After the 3rd Nyéléni Global Forum in Sri Lanka in September 2025, which brought together over 500 representatives of social movements and grassroots organizations from across the world, the Common Political Action Agenda (CPAA) that will guide the movement actions in the years to come is finally out.
The CPAA is a comprehensive roadmap organized around six interrelated axes of struggle: constructing people’s democracy and rights; building people’s economies based on solidarity and feminism; advancing food sovereignty and agroecology; securing land, water, and territories through popular agrarian reform; achieving comprehensive health for all; and ensuring climate justice through a feminist just energy transition
Beyond these goals, the CPAA details a strategy for collective action centered on joint mobilization, internationalist solidarity, and transformative policy advocacy. It commits movements to an ambitious process of political formation and popular communication to reclaim narratives and strengthen grassroots power from the bottom up.

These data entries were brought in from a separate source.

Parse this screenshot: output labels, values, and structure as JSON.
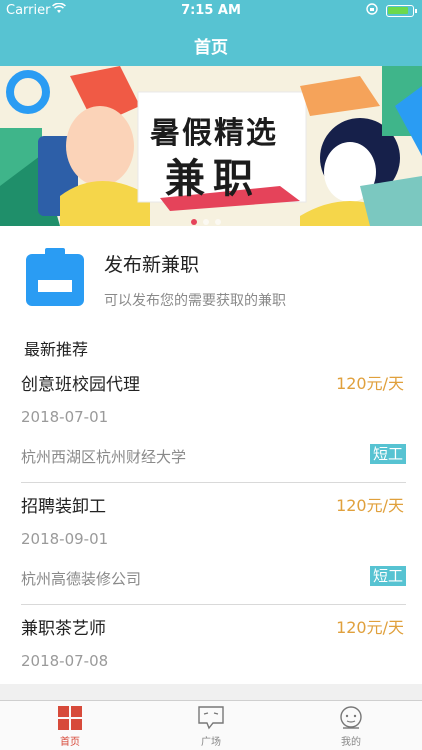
{
  "status_bar": {
    "carrier": "Carrier",
    "time": "7:15 AM"
  },
  "nav": {
    "title": "首页"
  },
  "banner": {
    "line1": "暑假精选",
    "line2": "兼职"
  },
  "publish": {
    "title": "发布新兼职",
    "subtitle": "可以发布您的需要获取的兼职"
  },
  "section": {
    "title": "最新推荐"
  },
  "jobs": [
    {
      "title": "创意班校园代理",
      "pay": "120元/天",
      "date": "2018-07-01",
      "place": "杭州西湖区杭州财经大学",
      "tag": "短工"
    },
    {
      "title": "招聘装卸工",
      "pay": "120元/天",
      "date": "2018-09-01",
      "place": "杭州高德装修公司",
      "tag": "短工"
    },
    {
      "title": "兼职茶艺师",
      "pay": "120元/天",
      "date": "2018-07-08"
    }
  ],
  "tabs": [
    {
      "label": "首页",
      "icon": "home-grid-icon"
    },
    {
      "label": "广场",
      "icon": "square-chat-icon"
    },
    {
      "label": "我的",
      "icon": "profile-face-icon"
    }
  ],
  "colors": {
    "accent": "#57c3d2",
    "pay": "#e0a03c",
    "tab_active": "#d74a3a",
    "publish_icon": "#2a9cf3"
  }
}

The CPAA is intended as a shared political reference point for collective struggle. Its implementation depends on the continued engagement of movements and allies to translate its priorities into coordinated action, campaigns, and resistance across territories and regions. This is the tool that we built, as peoples and social movements from all across the globe, to forge the path for the systemic transformation that we want for a better world now and forever!
Download the Common Political Action Agenda (CPAA)
Why does this matter?
The world faces the capitalistic, imperialistic, colonialistic, patriarchal, and racist system. A multiple systemic and interrelated crisis rooted in these interlocked forms of oppression that put profits over life, transforming the commons into commodities, and concentrating wealth in the hands of a few while condemning the majority to deprivation. Fascism and authoritarianism are on the rise, states increasingly oppress rather than protect, and activists, journalists, and human rights defenders face persecution with impunity, while bold commitments for change remain on paper without implementation.
At the heart of this crisis lies a profit-driven agro-industrial food system that undermines food sovereignty and destroys both the environment and public health, as corporate influence captures multilateral governance spaces, weakens human rights frameworks, and promotes false solutions, such as green capitalism, carbon markets, and climate-smart agriculture, that serve financial actors rather than people or the planet. Meanwhile, digital colonialism emerges as a new frontier, as the datafication of agriculture, health, and territories converts life itself into a continuous source of profit, further concentrating power in the hands of a few corporations.
It is in direct response to these converging crises that the 3rd Nyéléni Global Forum was convened: to mobilize movements, overcome fragmentation, and advance the transformative vision of food sovereignty as an emancipatory paradigm for systemic transformation.